Yang ketiga adalah dampak potensial pada sistem keuangan China: Jika Evergrande gagal membayar utang, bank dan pemberi pinjaman lainnya mungkin terpaksa meminjamkan lebih sedikit.
Baca juga: Kasus Evergrande Dinilai Tidak Berdampak Negatif ke Sektor Properti Indonesia
Hal ini dapat menyebabkan apa yang disebut sebagai krisis kredit, yaitu ketika perusahaan berjuang untuk meminjam uang dengan harga yang terjangkau.
Ini juga dapat membuat takut investor asing, yang melihat China sebagai tempat yang kurang menarik untuk menaruh uang mereka.
Pemerintah China bahkan sampai turun tangan untuk mengatasi masalah ini, dengan meyakinkan publik bahwa utang Evergrande dapat diatasi. Namun hingga akhir tahun lalu, perusahaan masih melewatkan jatuh tempo untuk membayar sebagian utangnya.

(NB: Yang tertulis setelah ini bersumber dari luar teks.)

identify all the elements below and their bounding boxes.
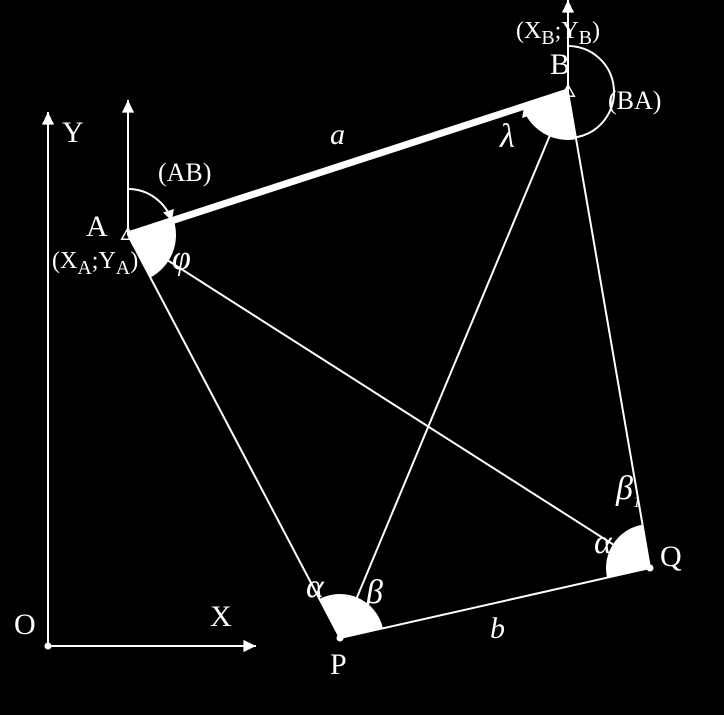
bearing-arc-AB bbox=[128, 189, 172, 221]
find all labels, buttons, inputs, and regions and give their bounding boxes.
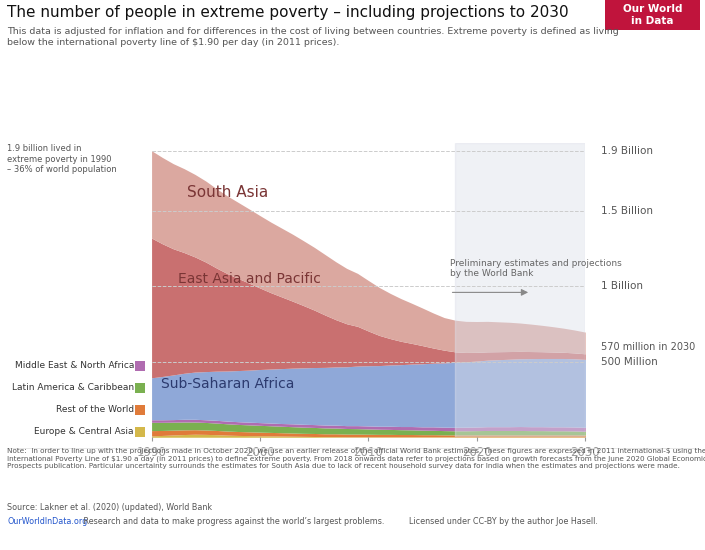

Selain itu, pemerintah China mengambil langkah untuk mengatasi krisis properti yang melanda negaranya dengan mengeluarkan regulasi untuk bank-bank dalam negeri agar memberikan pinjaman kepada pengembang properti.
Pinjaman tersebut diberikan agar pengembang dapat menyelesaikan proyek-proyek mereka yang terhenti setelah kesulitan membayar utang serta terdampak pandemi Covid-19.
Sayangnya, permasalah Evergrande telah menimbulkan gelombang keruntuhan di perusahaan properti lainnya, seperti China Shimao Group yang gagal membayar utang luar negeri senilai 1 miliar dolar AS.
Selain Shimao Group, keruntuhan Evergrande juga menyeret Kaisa Group dan Sunac China, yang menyatakan gagal membayar obligasi luar negeri mereka.
Picu Krisis Properti China
Krisis properti melanda Negeri Tirai Bambu saat pengembang properti Evergrande gagal membayar utangnya pada tahun lalu. Saat sektor properti ambruk, beberapa perusahaan besar mencari perlindungan dari kreditur mereka.
Baca juga: Evergrande Diprediksi Kembali Gagal Bayar Kupon Obligasi, Pasar Pelototi Utang Pengembang Lain
Krisis ini membuat pekerjaan pada banyak proyek perumahan pra-penjualan di seluruh China ditangguhkan atau ditunda.
Krisis memasuki fase baru pada musim panas ini, ketika pembeli rumah yang marah menolak membayar hipotek atas rumah yang belum selesai, sehingga mengguncang pasar keuangan dan memicu kekhawatiran akan penularan keruntuhan di sektor lainnya.
Sejak itu, pihak berwenang China mencoba meredakan krisis dengan mendesak bank agar meningkatkan dukungan pinjaman bagi pengembang properti sehingga mereka dapat menyelesaikan proyek. Regulator juga memangkas suku bunga dalam upaya memulihkan kepercayaan pembeli.
Tetapi kemerosotan properti terus berlanjut, karena pembeli mundur dari pasar akibat ekonomi China yang lemah dan pembatasan Covid-19 yang ketat. Pada Oktober, penjualan yang dilakukan 100 pengembang real estate terbesar di China turun 26,5 persen dari tahun lalu, menurut jajak pendapat yang dilakukan firma riset real estate terkemuka China Index Academy. Sepanjang tahun ini, penjualan mereka tercatat turun 43 persen.
Seiring dengan kebijakan nol-Covid yang ketat dan menekan pengeluaran manufaktur serta konsumen, kesengsaraan properti telah menyeret ekonomi China.
Pada kuartal ketiga tahun ini, produk domestik bruto (PDB) China tumbuh sebesar 3,9 persen secara year-on-year, menempatkan pertumbuhan keseluruhan untuk sembilan bulan pertama tahun ini hanya sebesar 3 persen, jauh di bawah target resmi pemerintah China sebesar 5,5 persen yang ditetapkan pada Maret.